More than one thousand GP assistants will be recruited to practices from this month to offer more admin support with the roles already proven to reduce the time GPs spend on tasks such as writing letters by more than two-fifths.

GP assistants will be trained to do blood pressure checks, heart rate and blood tests as well as arranging appointments, referrals and follow-up care for patients.

Local areas will also recruit up to 1,250 digital transformation leads across the country to help improve patient access to primary care.

There will be a digital lead in each Primary Care Network, who can make sure practices are using the latest technology to offer more telephone lines, monitor their call response times or offer support with the NHS app which, from November, will help patients review their test results.

Like other parts of the NHS, GPs are experiencing record demand, with the latest figures up to July showing around 11 million more routine appointments carried out in 2022 compared to the same period last year.

The General Practice workforce has increased by 19,000 since 2019 – ahead of the Government target of recruiting 26,000 staff by 2024, including building multi-professional teams who offer patients a wide range of care.

The number of advanced practitioners working in practices will be doubled to up to 2,500 in England – they are clinical professionals such as pharmacists, occupational therapists and physiotherapists who can offer patients more specialist care within the General Practice team.

This is among a package of NHS measures to prepare for winter, including ramping up bed capacity and increasing the number of 999 and NHS 111 staff to deal with any additional pressure.

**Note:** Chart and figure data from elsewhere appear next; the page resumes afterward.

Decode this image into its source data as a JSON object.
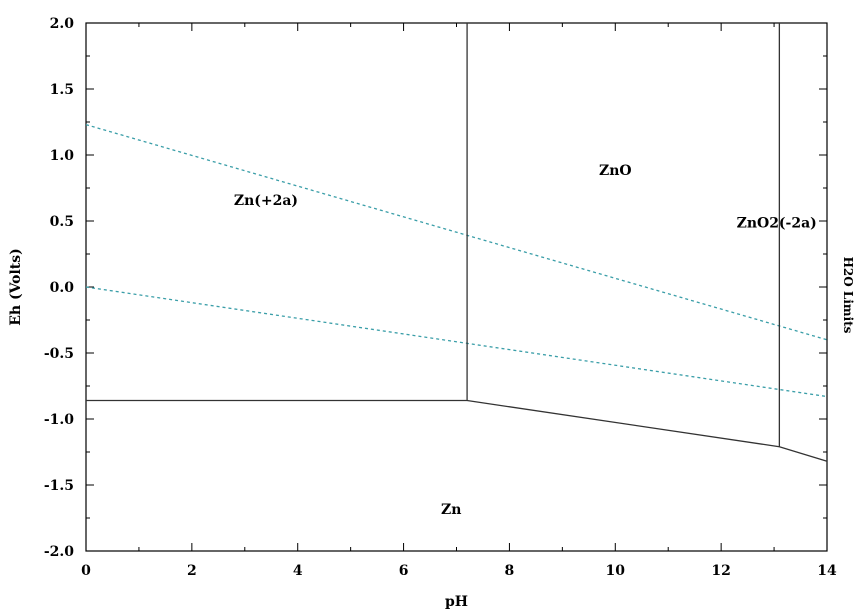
{
  "chart_data": {
    "type": "line",
    "xlabel": "pH",
    "ylabel": "Eh (Volts)",
    "xlim": [
      0,
      14
    ],
    "ylim": [
      -2.0,
      2.0
    ],
    "x_ticks": [
      0,
      2,
      4,
      6,
      8,
      10,
      12,
      14
    ],
    "x_tick_labels": [
      "0",
      "2",
      "4",
      "6",
      "8",
      "10",
      "12",
      "14"
    ],
    "y_ticks": [
      2.0,
      1.5,
      1.0,
      0.5,
      0.0,
      -0.5,
      -1.0,
      -1.5,
      -2.0
    ],
    "y_tick_labels": [
      "2.0",
      "1.5",
      "1.0",
      "0.5",
      "0.0",
      "-0.5",
      "-1.0",
      "-1.5",
      "-2.0"
    ],
    "grid": false,
    "boundaries": [
      {
        "x": [
          7.2,
          7.2
        ],
        "y": [
          -0.86,
          2.0
        ]
      },
      {
        "x": [
          13.1,
          13.1
        ],
        "y": [
          -1.21,
          2.0
        ]
      },
      {
        "x": [
          0,
          7.2,
          13.1,
          14
        ],
        "y": [
          -0.86,
          -0.86,
          -1.21,
          -1.32
        ]
      }
    ],
    "water_limits": [
      {
        "x": [
          0,
          14
        ],
        "y": [
          1.23,
          -0.4
        ]
      },
      {
        "x": [
          0,
          14
        ],
        "y": [
          0.0,
          -0.83
        ]
      }
    ],
    "water_color": "#3a9ea8",
    "legend": {
      "label": "H2O Limits",
      "placement": "right"
    },
    "regions": [
      {
        "label": "Zn(+2a)",
        "x": 3.4,
        "y": 0.62
      },
      {
        "label": "ZnO",
        "x": 10.0,
        "y": 0.85
      },
      {
        "label": "ZnO2(-2a)",
        "x": 13.05,
        "y": 0.45
      },
      {
        "label": "Zn",
        "x": 6.9,
        "y": -1.72
      }
    ]
  }
}
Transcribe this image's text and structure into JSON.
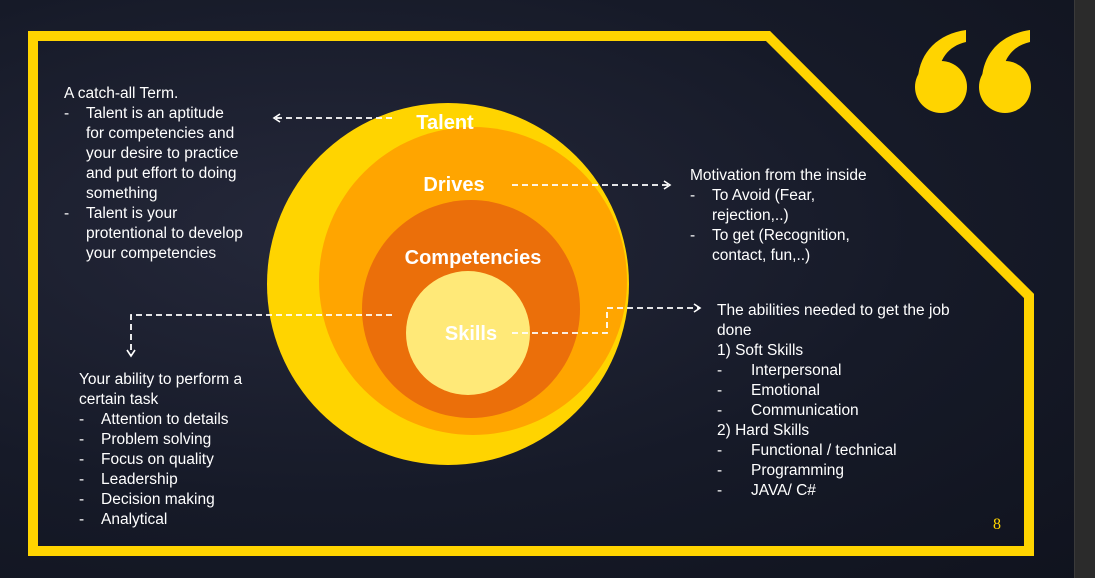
{
  "rings": {
    "talent": "Talent",
    "drives": "Drives",
    "competencies": "Competencies",
    "skills": "Skills"
  },
  "talent_block": {
    "heading": "A catch-all Term.",
    "items": [
      [
        "Talent is an aptitude",
        "for competencies and",
        "your desire to practice",
        "and put effort to doing",
        "something"
      ],
      [
        "Talent is your",
        "protentional to develop",
        "your competencies"
      ]
    ]
  },
  "drives_block": {
    "heading": "Motivation from the inside",
    "items": [
      [
        "To Avoid (Fear,",
        "rejection,..)"
      ],
      [
        "To get (Recognition,",
        "contact, fun,..)"
      ]
    ]
  },
  "competencies_block": {
    "heading_lines": [
      "Your ability to perform a",
      "certain task"
    ],
    "items": [
      "Attention to details",
      "Problem solving",
      "Focus on quality",
      "Leadership",
      "Decision making",
      "Analytical"
    ]
  },
  "skills_block": {
    "heading_lines": [
      "The abilities needed to get the job",
      "done"
    ],
    "soft_heading": "1) Soft Skills",
    "soft_items": [
      "Interpersonal",
      "Emotional",
      "Communication"
    ],
    "hard_heading": "2) Hard Skills",
    "hard_items": [
      "Functional / technical",
      "Programming",
      "JAVA/ C#"
    ]
  },
  "quote_mark": "“",
  "page_number": "8",
  "colors": {
    "frame": "#FFD400",
    "ring_outer": "#FFD400",
    "ring_drives": "#FFA500",
    "ring_competencies": "#EB6F0A",
    "ring_skills": "#FFE978"
  }
}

Dr Amanda Doyle, national director of primary and community care, said: “Giving patients timely and convenient access to GPs and primary care is vital, especially during winter, which is why we are introducing brand new roles and giving GPs more flexibility to create teams that best meet the needs of their local population.

“NHS staff have worked incredibly hard to deliver record numbers of GP appointments for patients, with 11 million more this year so far than the same period last year, and more than four in five people who book an appointment seen within two weeks, including two fifths who are seen on the same day.

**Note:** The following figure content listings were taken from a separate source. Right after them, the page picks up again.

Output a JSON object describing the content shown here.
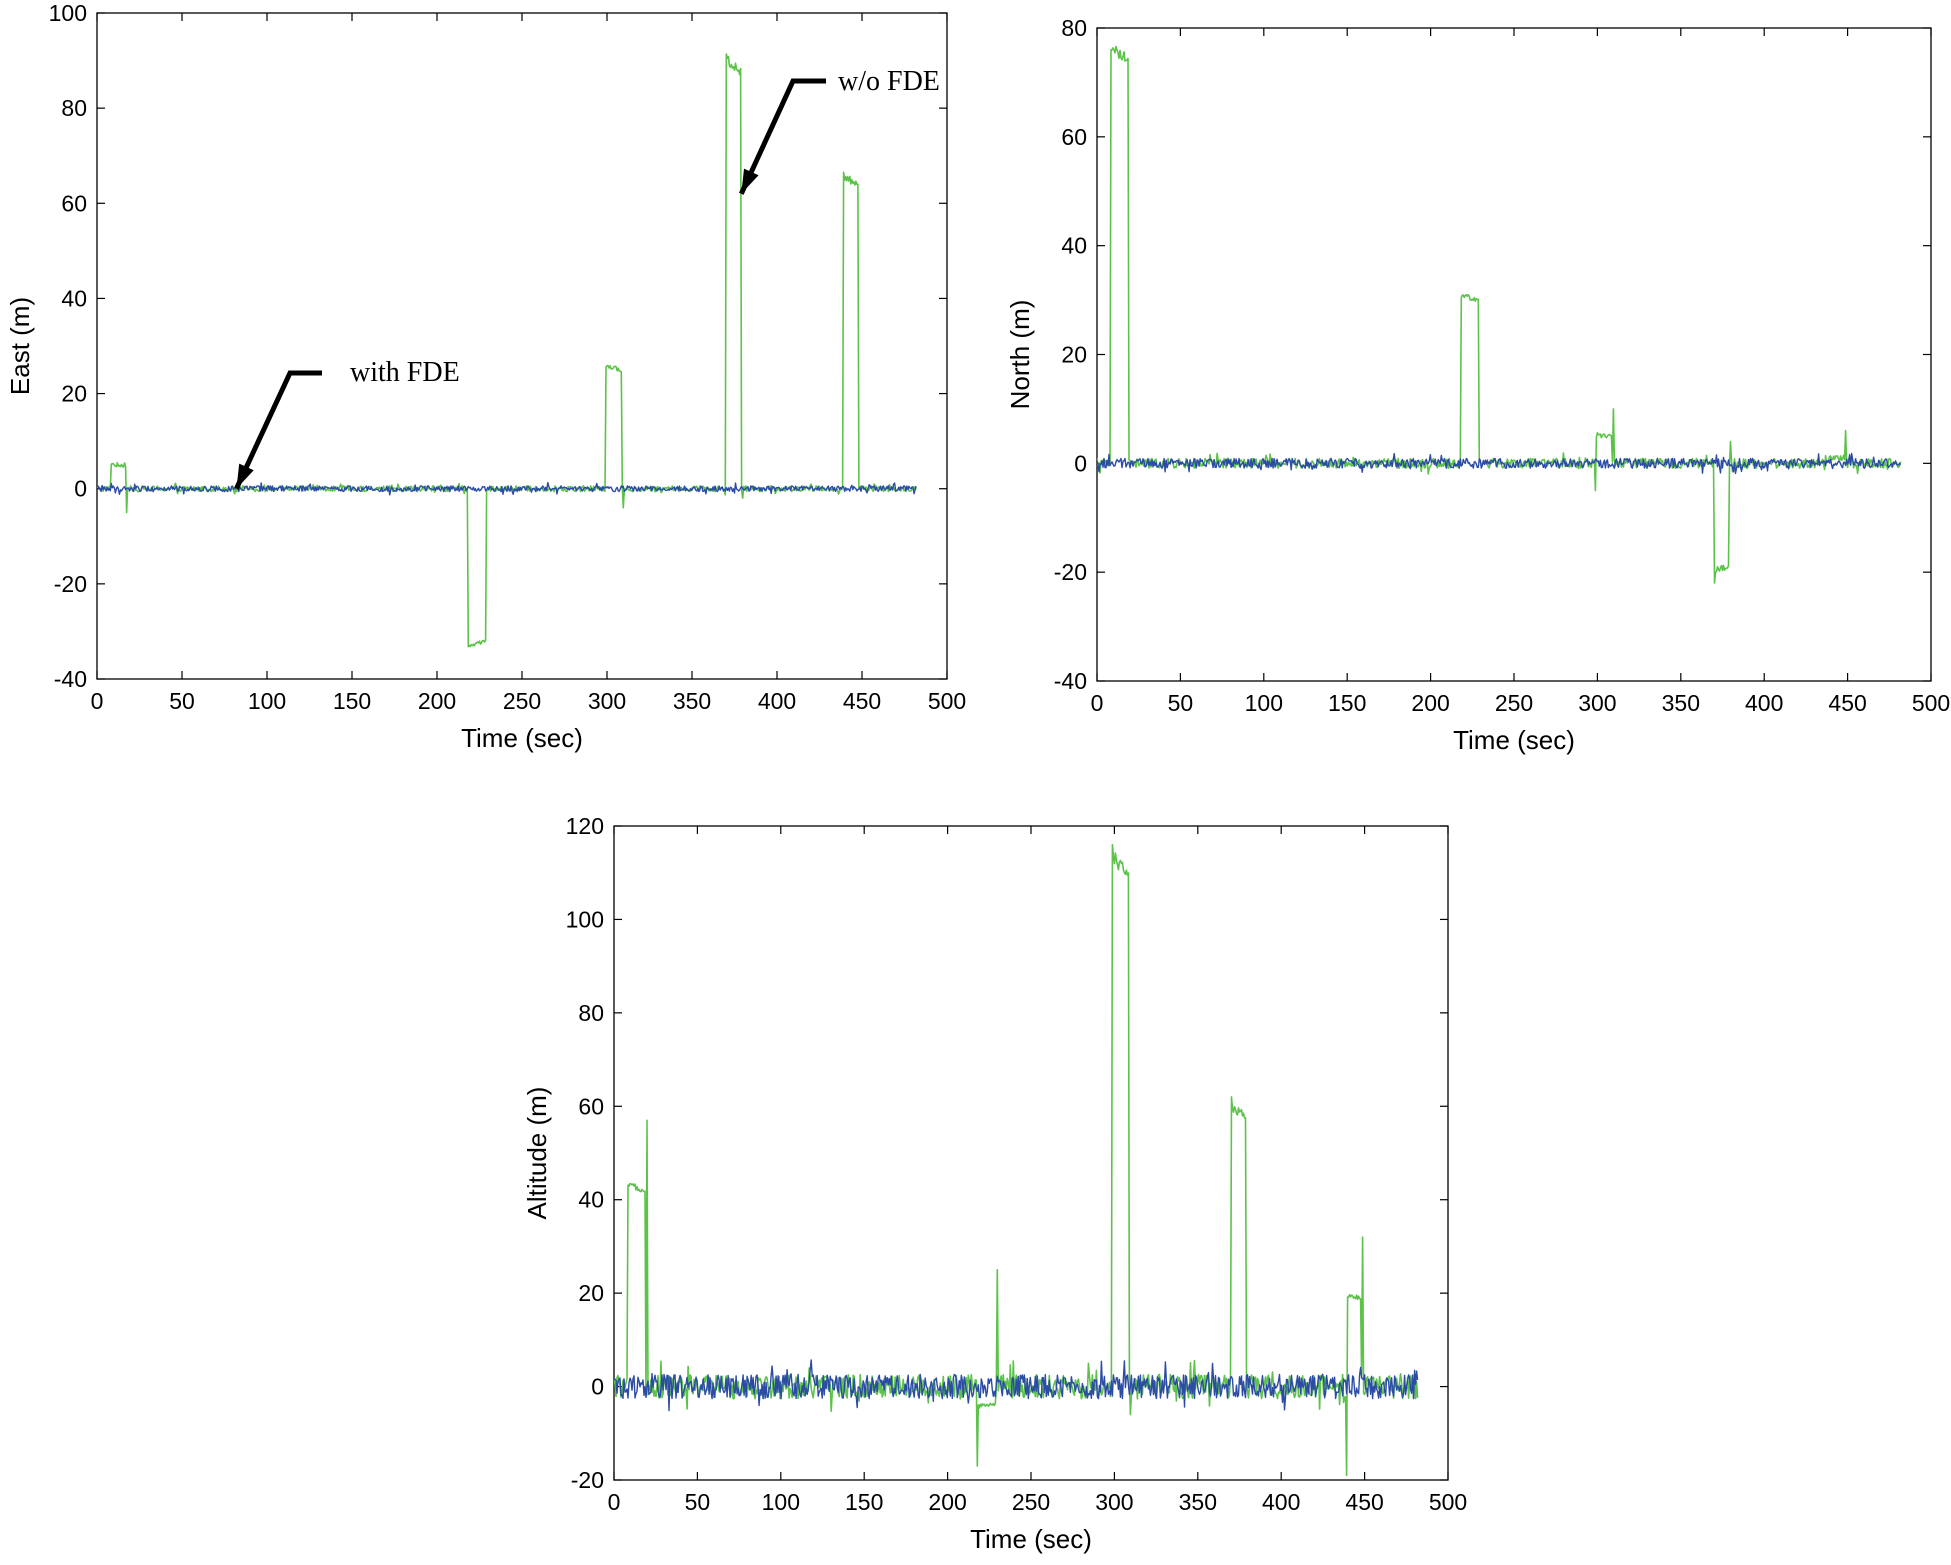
{
  "figure": {
    "legend": {
      "placement": "none"
    }
  },
  "chart_data": [
    {
      "id": "east",
      "type": "line",
      "title": "",
      "xlabel": "Time (sec)",
      "ylabel": "East (m)",
      "xlim": [
        0,
        500
      ],
      "ylim": [
        -40,
        100
      ],
      "xticks": [
        0,
        50,
        100,
        150,
        200,
        250,
        300,
        350,
        400,
        450,
        500
      ],
      "yticks": [
        -40,
        -20,
        0,
        20,
        40,
        60,
        80,
        100
      ],
      "grid": false,
      "series": [
        {
          "name": "w/o FDE",
          "color": "#5cc24a",
          "segments": [
            {
              "start": 8,
              "end": 17,
              "level": 5,
              "spike_after": -5
            },
            {
              "start": 218,
              "end": 229,
              "level": -32
            },
            {
              "start": 299,
              "end": 309,
              "level": 25,
              "spike_after": -4
            },
            {
              "start": 370,
              "end": 379,
              "level": 88,
              "spike_after": -2
            },
            {
              "start": 439,
              "end": 448,
              "level": 64
            }
          ],
          "baseline_noise": 0.6,
          "end_time": 482
        },
        {
          "name": "with FDE",
          "color": "#2b4ba5",
          "segments": [],
          "baseline_noise": 0.6,
          "end_time": 482
        }
      ],
      "annotations": [
        {
          "text": "with FDE",
          "x": 82,
          "y": 0
        },
        {
          "text": "w/o FDE",
          "x": 379,
          "y": 62
        }
      ]
    },
    {
      "id": "north",
      "type": "line",
      "title": "",
      "xlabel": "Time (sec)",
      "ylabel": "North (m)",
      "xlim": [
        0,
        500
      ],
      "ylim": [
        -40,
        80
      ],
      "xticks": [
        0,
        50,
        100,
        150,
        200,
        250,
        300,
        350,
        400,
        450,
        500
      ],
      "yticks": [
        -40,
        -20,
        0,
        20,
        40,
        60,
        80
      ],
      "grid": false,
      "series": [
        {
          "name": "w/o FDE",
          "color": "#5cc24a",
          "segments": [
            {
              "start": 8,
              "end": 19,
              "level": 74
            },
            {
              "start": 218,
              "end": 229,
              "level": 30
            },
            {
              "start": 299,
              "end": 309,
              "level": 5,
              "spike_after": 10,
              "spike_before": -5
            },
            {
              "start": 370,
              "end": 379,
              "level": -19,
              "spike_before": -22,
              "spike_after": 4
            },
            {
              "start": 439,
              "end": 448,
              "level": 1,
              "spike_after": 6
            }
          ],
          "baseline_noise": 0.9,
          "end_time": 482
        },
        {
          "name": "with FDE",
          "color": "#2b4ba5",
          "segments": [],
          "baseline_noise": 0.9,
          "end_time": 482
        }
      ],
      "annotations": []
    },
    {
      "id": "altitude",
      "type": "line",
      "title": "",
      "xlabel": "Time (sec)",
      "ylabel": "Altitude (m)",
      "xlim": [
        0,
        500
      ],
      "ylim": [
        -20,
        120
      ],
      "xticks": [
        0,
        50,
        100,
        150,
        200,
        250,
        300,
        350,
        400,
        450,
        500
      ],
      "yticks": [
        -20,
        0,
        20,
        40,
        60,
        80,
        100,
        120
      ],
      "grid": false,
      "series": [
        {
          "name": "w/o FDE",
          "color": "#5cc24a",
          "segments": [
            {
              "start": 8,
              "end": 19,
              "level": 42,
              "spike_after": 57
            },
            {
              "start": 218,
              "end": 229,
              "level": -4,
              "spike_before": -17,
              "spike_after": 25
            },
            {
              "start": 299,
              "end": 309,
              "level": 110,
              "spike_before": 116,
              "spike_after": -6
            },
            {
              "start": 370,
              "end": 379,
              "level": 58,
              "spike_before": 62
            },
            {
              "start": 439,
              "end": 448,
              "level": 19,
              "spike_before": -19,
              "spike_after": 32
            }
          ],
          "baseline_noise": 2.6,
          "end_time": 482
        },
        {
          "name": "with FDE",
          "color": "#2b4ba5",
          "segments": [],
          "baseline_noise": 2.6,
          "end_time": 482
        }
      ],
      "annotations": []
    }
  ]
}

“The introduction of GP assistants can reduce the time doctors spend on correspondence by up to 85%, while also carrying out basic clinical tasks such as taking patients’ blood pressure and heart rate, meaning doctors have more time to do what they care about most – treating patients – while digital leads will help practices use the latest technology to manage demand and capacity”.

The NHS is transforming the General Practice workforce to meet rising demand, with studies showing that more than a quarter of appointments could be carried out by other professionals, replaced by self-care, or were not needed at all.

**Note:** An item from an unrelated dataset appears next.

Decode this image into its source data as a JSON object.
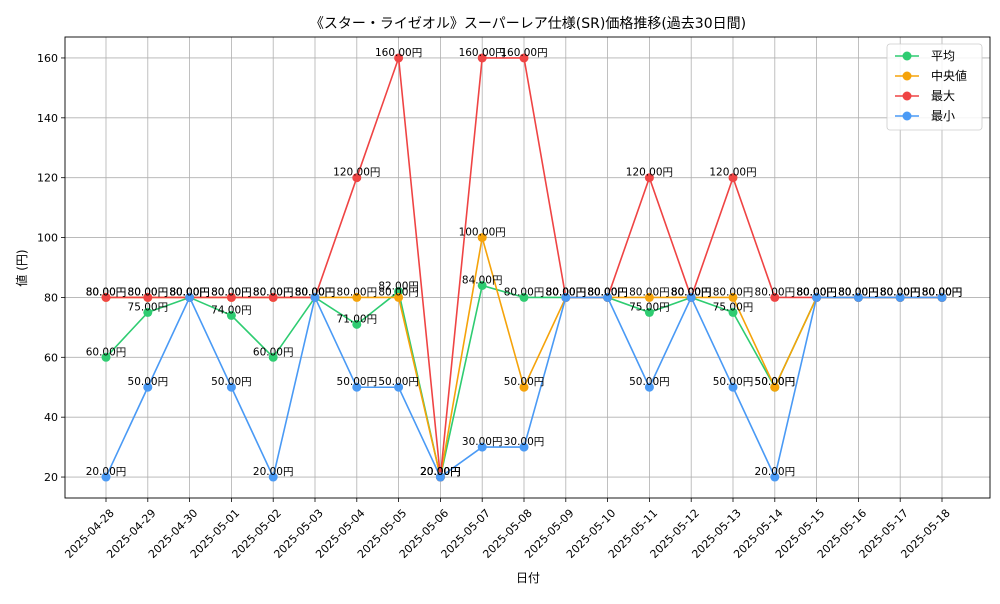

Hundreds of thousands have been given access to blood pressure monitors as part of work to empower people to stay well at home, with the rollout in Dorset almost halving the number of GP appointments for hypertension.

The NHS is simplifying funding arrangements so nursing associates can train to become registered nurses in general practice, meaning they can see more complex patients, and focus on people who need long-term care.

Case study: Swan Medical Centre, Birmingham

Swan Medical Practice in Birmingham introduced the role of a General Practice Assistant (GPA) at their practice to support GPs with the significant amount of admin they have to complete.

GP, Dr Ubogu said: “Our General Practice Assistant has reduced the amount of time that I have to spend reviewing and actioning patient forms, saving up to 30 minutes per form in some cases, which is valuable time I can now spend with patients in clinic.”

The General Practice Assistant also provides some clinical support within the practice, including running phlebotomy clinics, taking patients’ blood pressure, and performing ECG tests. This allows for patients to get the care they need sooner, as tests can be carried out by another member of the GP team, other than the GP.

Sonia Rai completed her GPA training in October 2021 and then took on the role of GPA at the practice. She commented that: “Training to be a General Practice Assistant is a brilliant opportunity to grow in general practice.”